Take care that this liberty of yours does not somehow become a stumbling block to the weak.

Personal freedom is a gift we all enjoy. For instance, right now Screen Shot 2016-08-01 at 4.15.55 PMyou are free to say what you feel. Free to do what you want. Free to get up and walk out. The Corinthians are also free in Paul’s letter today: free to eat meat, even meat sacrificed to gods they don’t believe in, gods they know to be idols. They are free to eat that same meat in the midst of those who cannot or will not eat it, who believe it’s wrong to eat it. They are free to offend those people.

Paul understands freedom.  And is at pains to name it.

It’s not the reach of freedom he challenges, though. What he challenges is the reach of love: our practice of it, whether it’s big enough to understand people who behave differently than we do, like people who think it’s wrong to eat meat sacrificed to gods because for them it carries hurtful force.

You could decide the meat-eating Corinthians were aiming to be free from puritanical know-it-alls, from the sort of people who are always policing the behavior of others: what they eat and drink, how they dress, what they watch, who they hang out with. But that’s not what Paul’s after. He’s not affirming their capacity to return the favor, nor lifting up their freedom to judge those who judge them. No, what he’s after is their love, whether it’s big enough to love people they don’t understand.

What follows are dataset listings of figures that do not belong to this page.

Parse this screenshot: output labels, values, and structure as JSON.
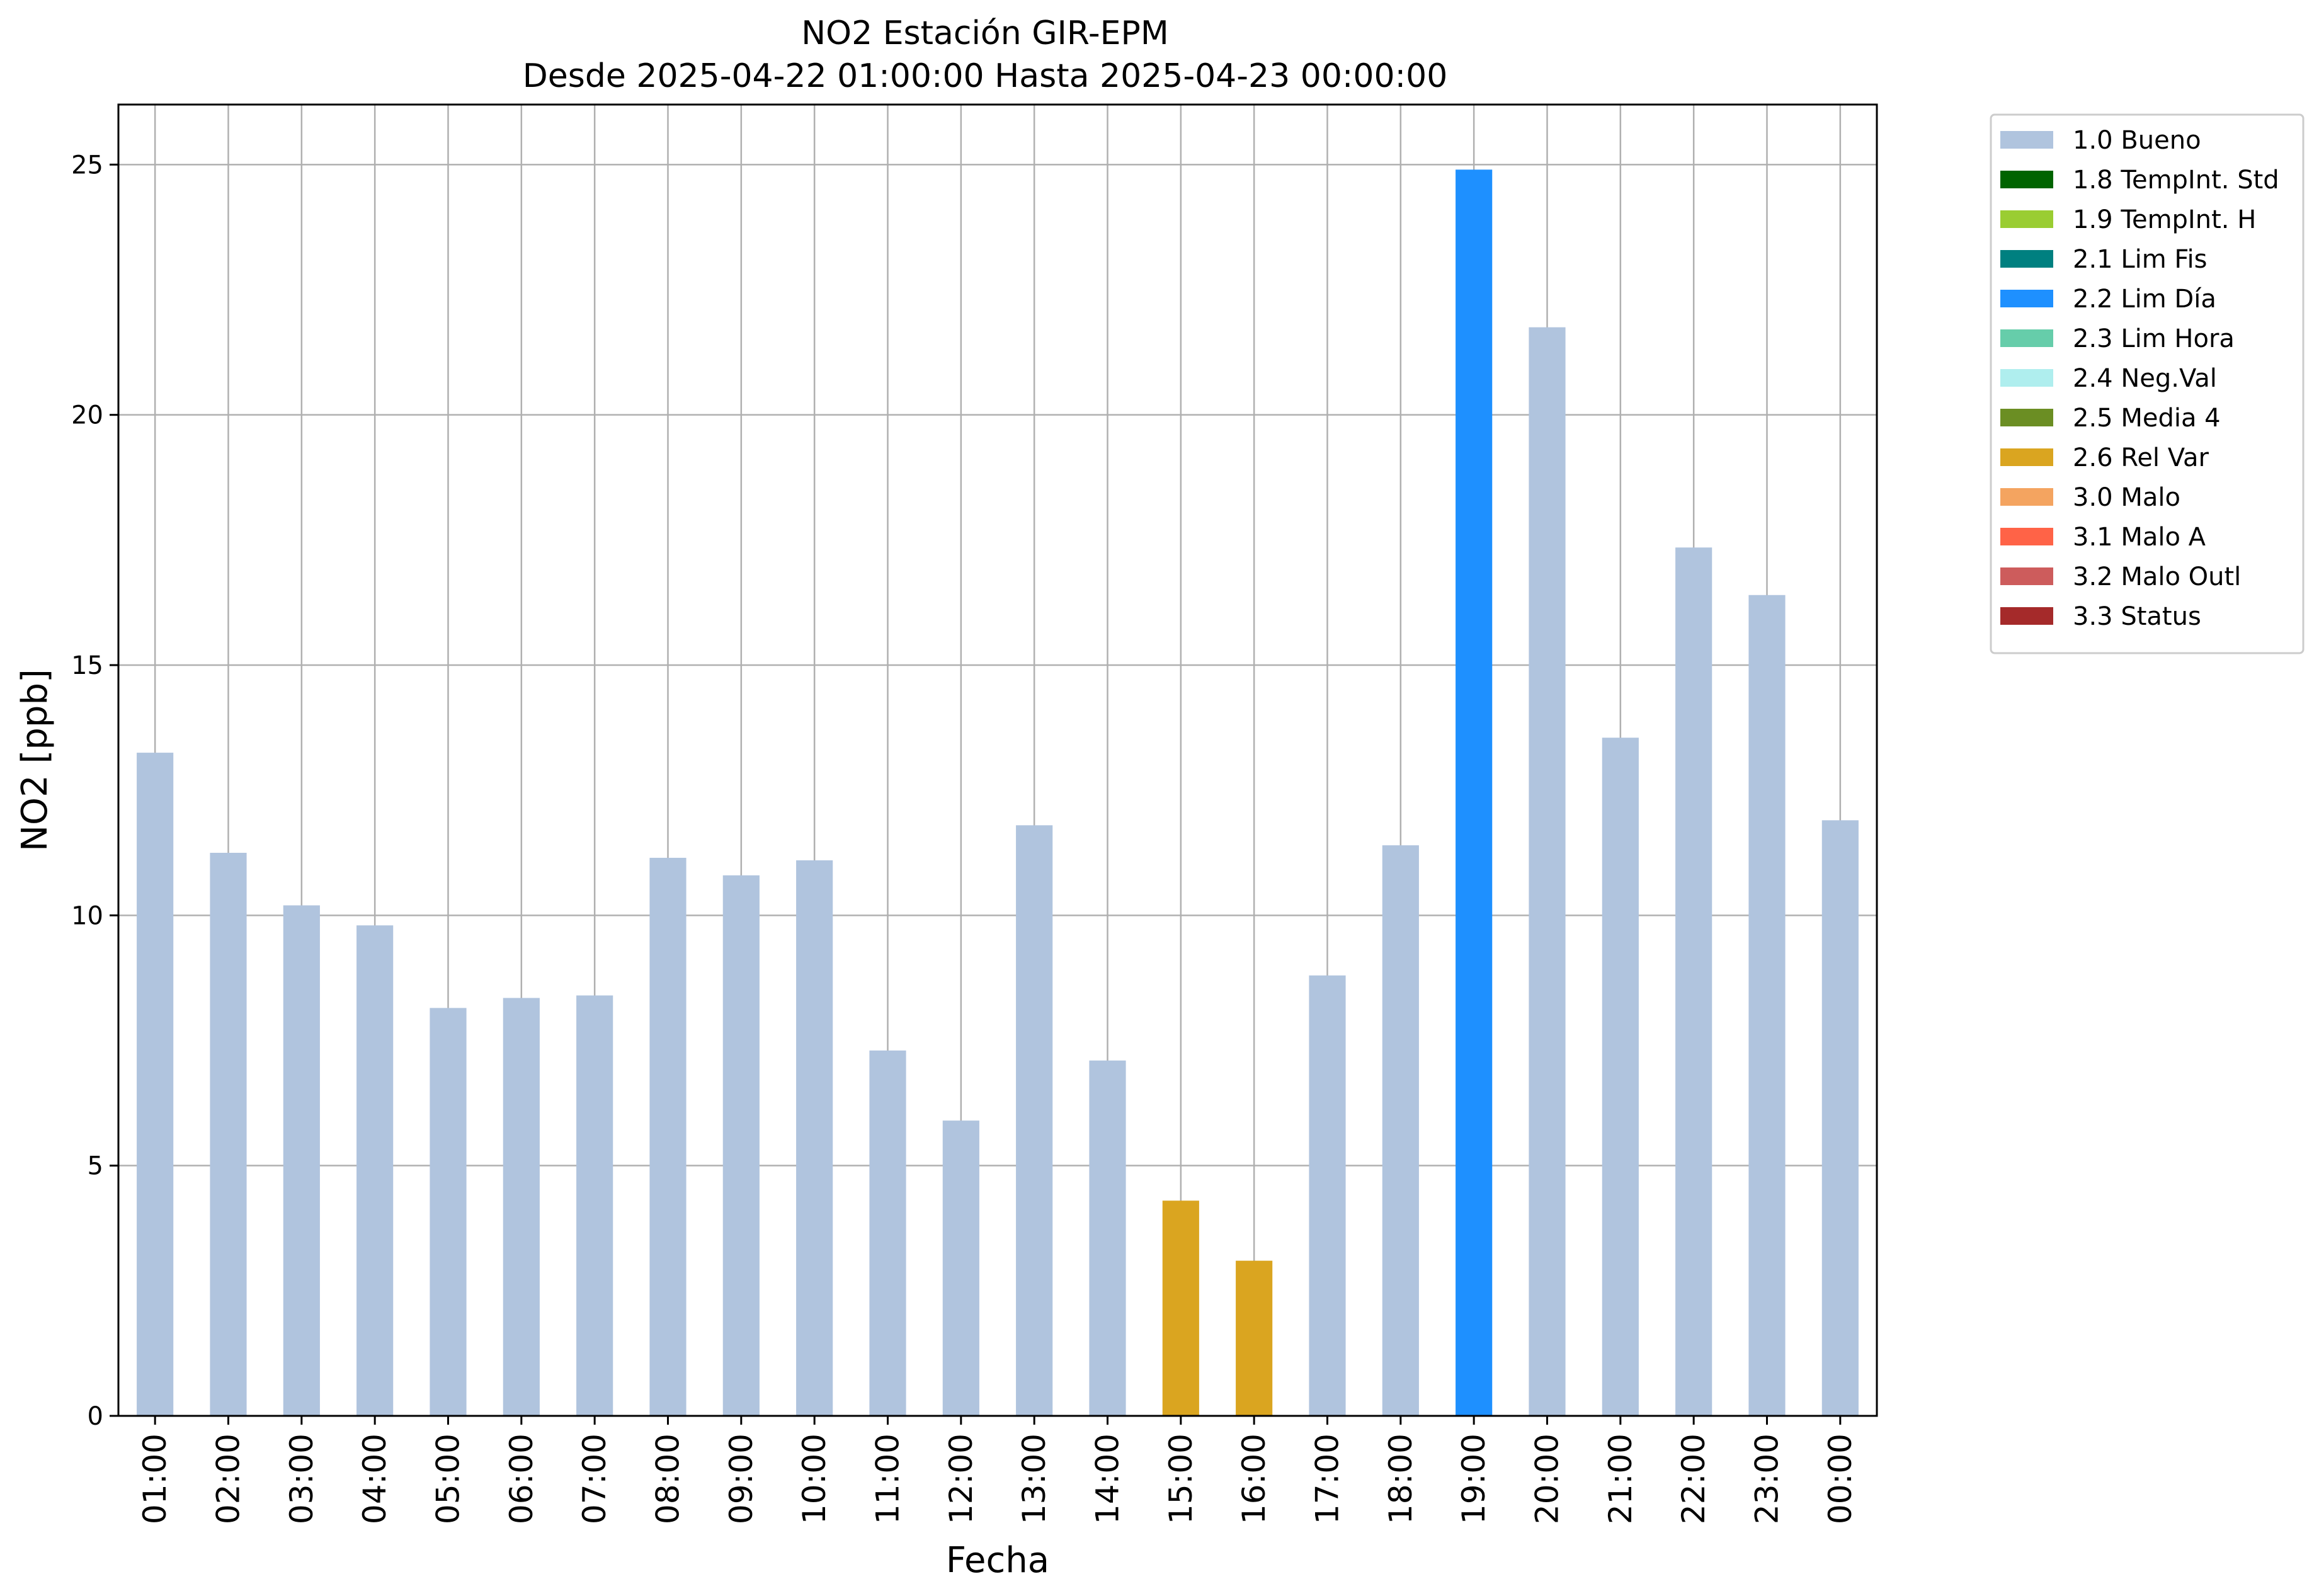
{
  "chart_data": {
    "type": "bar",
    "title": "NO2 Estación GIR-EPM",
    "subtitle": "Desde 2025-04-22 01:00:00 Hasta 2025-04-23 00:00:00",
    "xlabel": "Fecha",
    "ylabel": "NO2 [ppb]",
    "ylim": [
      0,
      26.2
    ],
    "yticks": [
      0,
      5,
      10,
      15,
      20,
      25
    ],
    "grid": true,
    "legend_position": "outside top-right",
    "categories": [
      "01:00",
      "02:00",
      "03:00",
      "04:00",
      "05:00",
      "06:00",
      "07:00",
      "08:00",
      "09:00",
      "10:00",
      "11:00",
      "12:00",
      "13:00",
      "14:00",
      "15:00",
      "16:00",
      "17:00",
      "18:00",
      "19:00",
      "20:00",
      "21:00",
      "22:00",
      "23:00",
      "00:00"
    ],
    "values": [
      13.25,
      11.25,
      10.2,
      9.8,
      8.15,
      8.35,
      8.4,
      11.15,
      10.8,
      11.1,
      7.3,
      5.9,
      11.8,
      7.1,
      4.3,
      3.1,
      8.8,
      11.4,
      24.9,
      21.75,
      13.55,
      17.35,
      16.4,
      11.9
    ],
    "flags": [
      "1.0",
      "1.0",
      "1.0",
      "1.0",
      "1.0",
      "1.0",
      "1.0",
      "1.0",
      "1.0",
      "1.0",
      "1.0",
      "1.0",
      "1.0",
      "1.0",
      "2.6",
      "2.6",
      "1.0",
      "1.0",
      "2.2",
      "1.0",
      "1.0",
      "1.0",
      "1.0",
      "1.0"
    ],
    "legend": [
      {
        "code": "1.0",
        "label": "1.0 Bueno",
        "color": "#b0c4de"
      },
      {
        "code": "1.8",
        "label": "1.8 TempInt. Std",
        "color": "#006400"
      },
      {
        "code": "1.9",
        "label": "1.9 TempInt. H",
        "color": "#9acd32"
      },
      {
        "code": "2.1",
        "label": "2.1 Lim Fis",
        "color": "#008080"
      },
      {
        "code": "2.2",
        "label": "2.2 Lim Día",
        "color": "#1e90ff"
      },
      {
        "code": "2.3",
        "label": "2.3 Lim Hora",
        "color": "#66cdaa"
      },
      {
        "code": "2.4",
        "label": "2.4 Neg.Val",
        "color": "#afeeee"
      },
      {
        "code": "2.5",
        "label": "2.5 Media 4",
        "color": "#6b8e23"
      },
      {
        "code": "2.6",
        "label": "2.6 Rel Var",
        "color": "#daa520"
      },
      {
        "code": "3.0",
        "label": "3.0 Malo",
        "color": "#f4a460"
      },
      {
        "code": "3.1",
        "label": "3.1 Malo A",
        "color": "#ff6347"
      },
      {
        "code": "3.2",
        "label": "3.2 Malo Outl",
        "color": "#cd5c5c"
      },
      {
        "code": "3.3",
        "label": "3.3 Status",
        "color": "#a52a2a"
      }
    ]
  }
}
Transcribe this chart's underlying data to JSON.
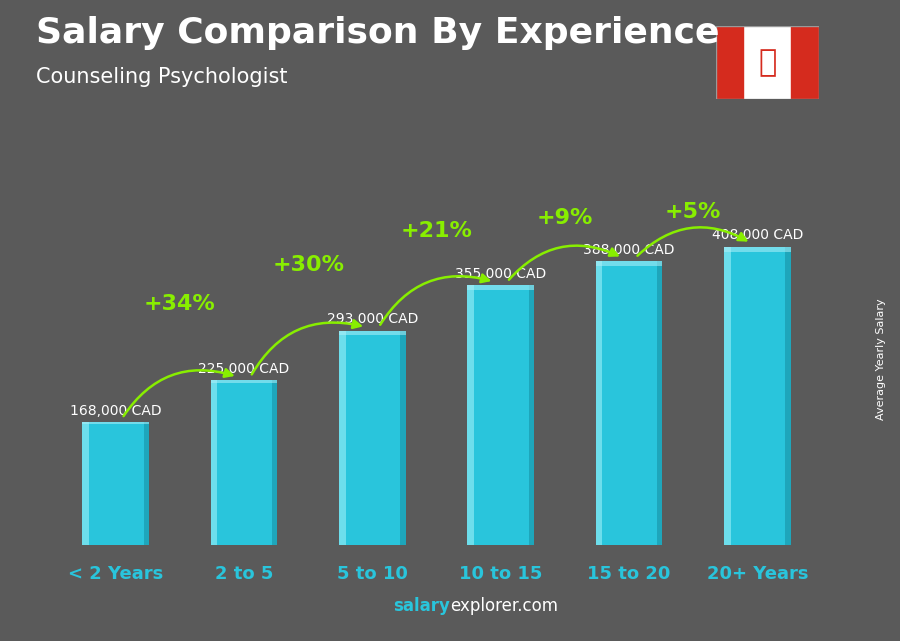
{
  "title": "Salary Comparison By Experience",
  "subtitle": "Counseling Psychologist",
  "categories": [
    "< 2 Years",
    "2 to 5",
    "5 to 10",
    "10 to 15",
    "15 to 20",
    "20+ Years"
  ],
  "values": [
    168000,
    225000,
    293000,
    355000,
    388000,
    408000
  ],
  "salary_labels": [
    "168,000 CAD",
    "225,000 CAD",
    "293,000 CAD",
    "355,000 CAD",
    "388,000 CAD",
    "408,000 CAD"
  ],
  "pct_labels": [
    "+34%",
    "+30%",
    "+21%",
    "+9%",
    "+5%"
  ],
  "bar_color_main": "#29c5dc",
  "bar_color_light": "#7ae3f0",
  "bar_color_dark": "#1a9aad",
  "bar_color_top": "#b0f0f8",
  "background_color": "#5a5a5a",
  "title_color": "#ffffff",
  "subtitle_color": "#ffffff",
  "salary_label_color": "#ffffff",
  "pct_color": "#88ee00",
  "xlabel_color": "#29c5dc",
  "ylabel_text": "Average Yearly Salary",
  "footer_salary": "salary",
  "footer_rest": "explorer.com",
  "ylim": [
    0,
    500000
  ],
  "bar_width": 0.52,
  "cat_label_fontsize": 13,
  "title_fontsize": 26,
  "subtitle_fontsize": 15,
  "salary_fontsize": 10,
  "pct_fontsize": 16
}
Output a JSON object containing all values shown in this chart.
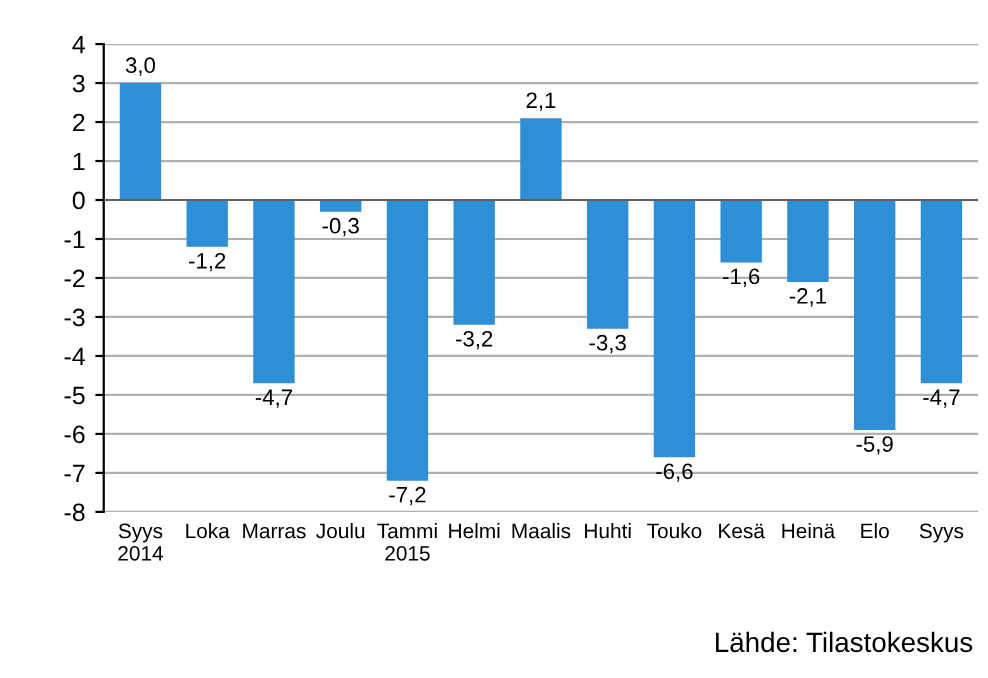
{
  "chart_data": {
    "type": "bar",
    "categories": [
      "Syys\n2014",
      "Loka",
      "Marras",
      "Joulu",
      "Tammi\n2015",
      "Helmi",
      "Maalis",
      "Huhti",
      "Touko",
      "Kesä",
      "Heinä",
      "Elo",
      "Syys"
    ],
    "values": [
      3.0,
      -1.2,
      -4.7,
      -0.3,
      -7.2,
      -3.2,
      2.1,
      -3.3,
      -6.6,
      -1.6,
      -2.1,
      -5.9,
      -4.7
    ],
    "value_labels": [
      "3,0",
      "-1,2",
      "-4,7",
      "-0,3",
      "-7,2",
      "-3,2",
      "2,1",
      "-3,3",
      "-6,6",
      "-1,6",
      "-2,1",
      "-5,9",
      "-4,7"
    ],
    "color": "#2e8fd6",
    "ylim": [
      -8,
      4
    ],
    "yticks": [
      -8,
      -7,
      -6,
      -5,
      -4,
      -3,
      -2,
      -1,
      0,
      1,
      2,
      3,
      4
    ],
    "grid": "y",
    "annotations": [
      "Lähde: Tilastokeskus"
    ]
  }
}
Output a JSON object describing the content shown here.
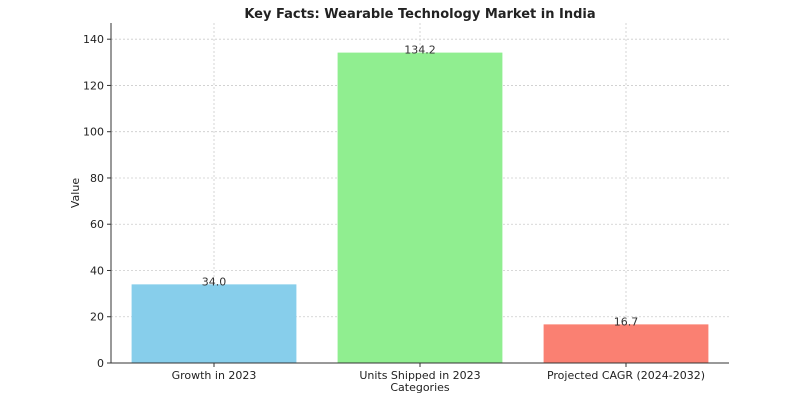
{
  "chart_data": {
    "type": "bar",
    "title": "Key Facts: Wearable Technology Market in India",
    "xlabel": "Categories",
    "ylabel": "Value",
    "categories": [
      "Growth in 2023",
      "Units Shipped in 2023",
      "Projected CAGR (2024-2032)"
    ],
    "values": [
      34.0,
      134.2,
      16.7
    ],
    "data_labels": [
      "34.0",
      "134.2",
      "16.7"
    ],
    "bar_colors": [
      "#87CEEB",
      "#90EE90",
      "#FA8072"
    ],
    "ylim": [
      0,
      147
    ],
    "yticks": [
      0,
      20,
      40,
      60,
      80,
      100,
      120,
      140
    ],
    "grid": true,
    "legend": "none"
  }
}
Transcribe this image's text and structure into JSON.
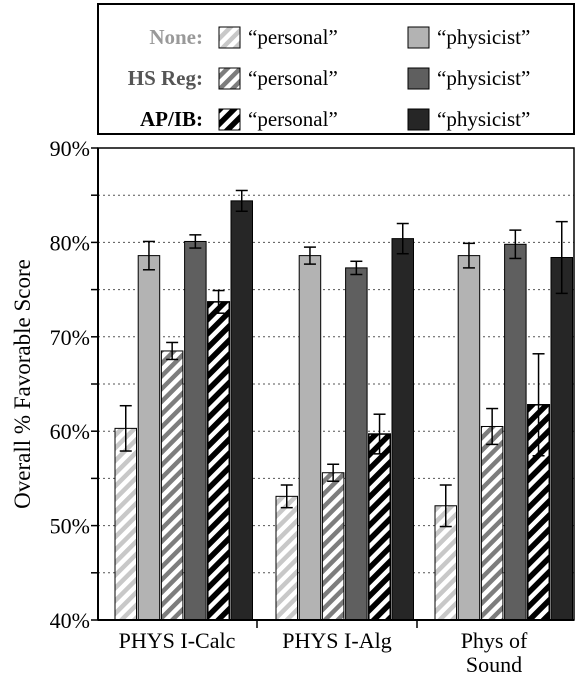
{
  "chart_data": {
    "type": "bar",
    "title": "",
    "xlabel": "",
    "ylabel": "Overall % Favorable Score",
    "ylim": [
      40,
      90
    ],
    "yticks": [
      "40%",
      "50%",
      "60%",
      "70%",
      "80%",
      "90%"
    ],
    "grid": "horizontal dotted",
    "legend_position": "top",
    "categories": [
      "PHYS I-Calc",
      "PHYS I-Alg",
      "Phys of Sound"
    ],
    "category_lines": [
      [
        "PHYS I-Calc"
      ],
      [
        "PHYS I-Alg"
      ],
      [
        "Phys of",
        "Sound"
      ]
    ],
    "legend": {
      "rows": [
        {
          "group": "None:",
          "group_color": "#999999",
          "personal": "“personal”",
          "physicist": "“physicist”"
        },
        {
          "group": "HS Reg:",
          "group_color": "#555555",
          "personal": "“personal”",
          "physicist": "“physicist”"
        },
        {
          "group": "AP/IB:",
          "group_color": "#000000",
          "personal": "“personal”",
          "physicist": "“physicist”"
        }
      ]
    },
    "series": [
      {
        "group": "None",
        "kind": "personal",
        "color": "#cfcfcf",
        "values": [
          60.3,
          53.1,
          52.1
        ],
        "err": [
          2.4,
          1.2,
          2.2
        ]
      },
      {
        "group": "None",
        "kind": "physicist",
        "color": "#b3b3b3",
        "values": [
          78.6,
          78.6,
          78.6
        ],
        "err": [
          1.5,
          0.9,
          1.3
        ]
      },
      {
        "group": "HS Reg",
        "kind": "personal",
        "color": "#8a8a8a",
        "values": [
          68.5,
          55.6,
          60.5
        ],
        "err": [
          0.9,
          0.9,
          1.9
        ]
      },
      {
        "group": "HS Reg",
        "kind": "physicist",
        "color": "#5f5f5f",
        "values": [
          80.1,
          77.3,
          79.8
        ],
        "err": [
          0.7,
          0.7,
          1.5
        ]
      },
      {
        "group": "AP/IB",
        "kind": "personal",
        "color": "#111111",
        "values": [
          73.7,
          59.7,
          62.8
        ],
        "err": [
          1.2,
          2.1,
          5.4
        ]
      },
      {
        "group": "AP/IB",
        "kind": "physicist",
        "color": "#262626",
        "values": [
          84.4,
          80.4,
          78.4
        ],
        "err": [
          1.1,
          1.6,
          3.8
        ]
      }
    ]
  }
}
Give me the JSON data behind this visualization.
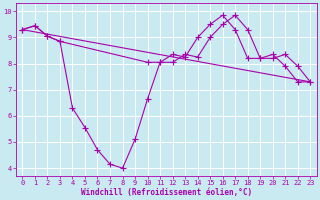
{
  "xlabel": "Windchill (Refroidissement éolien,°C)",
  "background_color": "#c8eaf0",
  "line_color": "#aa00aa",
  "xlim": [
    -0.5,
    23.5
  ],
  "ylim": [
    3.7,
    10.3
  ],
  "yticks": [
    4,
    5,
    6,
    7,
    8,
    9,
    10
  ],
  "xticks": [
    0,
    1,
    2,
    3,
    4,
    5,
    6,
    7,
    8,
    9,
    10,
    11,
    12,
    13,
    14,
    15,
    16,
    17,
    18,
    19,
    20,
    21,
    22,
    23
  ],
  "series": [
    {
      "x": [
        0,
        1,
        2,
        3,
        4,
        5,
        6,
        7,
        8,
        9,
        10,
        11,
        12,
        13,
        14,
        15,
        16,
        17,
        18,
        19,
        20,
        21,
        22,
        23
      ],
      "y": [
        9.3,
        9.45,
        9.05,
        8.85,
        6.3,
        5.55,
        4.7,
        4.15,
        4.0,
        5.1,
        6.65,
        8.05,
        8.05,
        8.35,
        8.25,
        9.0,
        9.5,
        9.85,
        9.3,
        8.2,
        8.2,
        8.35,
        7.9,
        7.3
      ]
    },
    {
      "x": [
        0,
        1,
        2,
        3,
        10,
        11,
        12,
        13,
        14,
        15,
        16,
        17,
        18,
        19,
        20,
        21,
        22,
        23
      ],
      "y": [
        9.3,
        9.45,
        9.05,
        8.85,
        8.05,
        8.05,
        8.35,
        8.25,
        9.0,
        9.5,
        9.85,
        9.3,
        8.2,
        8.2,
        8.35,
        7.9,
        7.3,
        7.3
      ]
    },
    {
      "x": [
        0,
        23
      ],
      "y": [
        9.3,
        7.3
      ]
    }
  ],
  "grid_color": "#ffffff",
  "tick_label_color": "#aa00aa",
  "font_name": "monospace",
  "xlabel_fontsize": 5.5,
  "tick_fontsize": 5.0,
  "linewidth": 0.8,
  "markersize": 2.2
}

Absent compassion for people who are not like you at all: who look and dress, who talk and vote, who pray and practice, differently than you do; absent compassion for other people — whoever they are, wherever they’re from — you are a stumbling block to the love of Christ. And here’s the trouble: it’s not always easy to know whether you’re the one stumbling or the block that causes others to stumble.

When I was eleven, I lived behind a theatre on a little island in the south Pacific. Nobody had cable out there. Instead we had free movies, including free afternoon matinees every Saturday. Those matinees were always crowded with kids. No empty seats. And one Saturday as the movie began, a friend whispered in my ear, On my way to get popcorn, I saw your sister sitting with a boy.

My younger sister, I thought, sitting with a real live boy. What’s the world coming to?

It wasn’t something I’d ever done before. It seemed out of order. So, right away, I got up and started walking the aisles, down one and up another. And then I spied her sitting right next to a boy I didn’t know. She saw me, too, and suddenly dropped her head to her lap, like she was leaning over to tie a shoe. Or ducking down to avoid me.

Her duck told me something really was out of order. I ran from the theater all the way home. My parents were surprised to see me enter the house all out of breath. What ‘s wrong? my mother asked, Are you okay?

No, I said. Christin’s sitting with a boy in the theater, and I think they’re holding hands!

It took my parents a beat to understand what I was saying, but when they did, I remember how they looked at each other all funny and how my dad suddenly burst out laughing. I remember my certainty giving way to remorse. I felt like I was in the way of something I couldn’t understand.

That day I missed the matinee. That day my sister and I seemed incomprehensible to each other, and for a long time after. It was years before I held a boy’s hand in a movie.

The Christian challenge isn’t about perfect understanding much as it learning to love when you don’t understand. Love, you see, is an alternative to things adding up how you want them to. My friend Tom says, Never be afraid to love things you cannot explain.

In my father’s laughter, I heard the kind of love that never adds up. It told me he loved both of his daughters whether they understood each other or not. It told me love is bigger than knowing what you’re up to or what other people are up to.

As Paul so brilliantly puts it, Knowledge puffs up. But love builds up. Opinions and judgments make us feel safe, are a kind of righteousness without real risk. But love holds hands with another person. Love isn’t afraid of what it cannot explain.

My sister and I still quarrel, as sisters do. But we’ve learned through the years to stand down when we start judging each other. We’ve learned to accept the incomprehensibility of who we are, what you might also call the mystery of each other. Above all things, we’ve learned to look after the love between us.

That’s a high holy calling, and the good news is this: loving somebody is a whole lot easier than tending your differences. Makes you feel good, too.

No two people are ever alike. God made sure of that. In the words of the late great Guy Clark, One man’s pride is another man’s humble. One man’s step is another man’s stumble

Where would we be without difference? It’s the gift of being human, found not only in matters of religion or politics or gender or race or sexuality. It’s written in our DNA, in the signature of God on every person. We’re all walking talking mysteries, incomprehensible and lovable: every person a child of God. And yes the teachings of God are needful. But so, too, is the compassion of God. So, too, is the love of Jesus overcoming our fear of difference.

If we’re going to grow in Christ, we’ll find ourselves embracing the odd mystery of other people, right next to us and outside these doors. In Christ, we’ll celebrate our differences and receive them as holy gifts from God.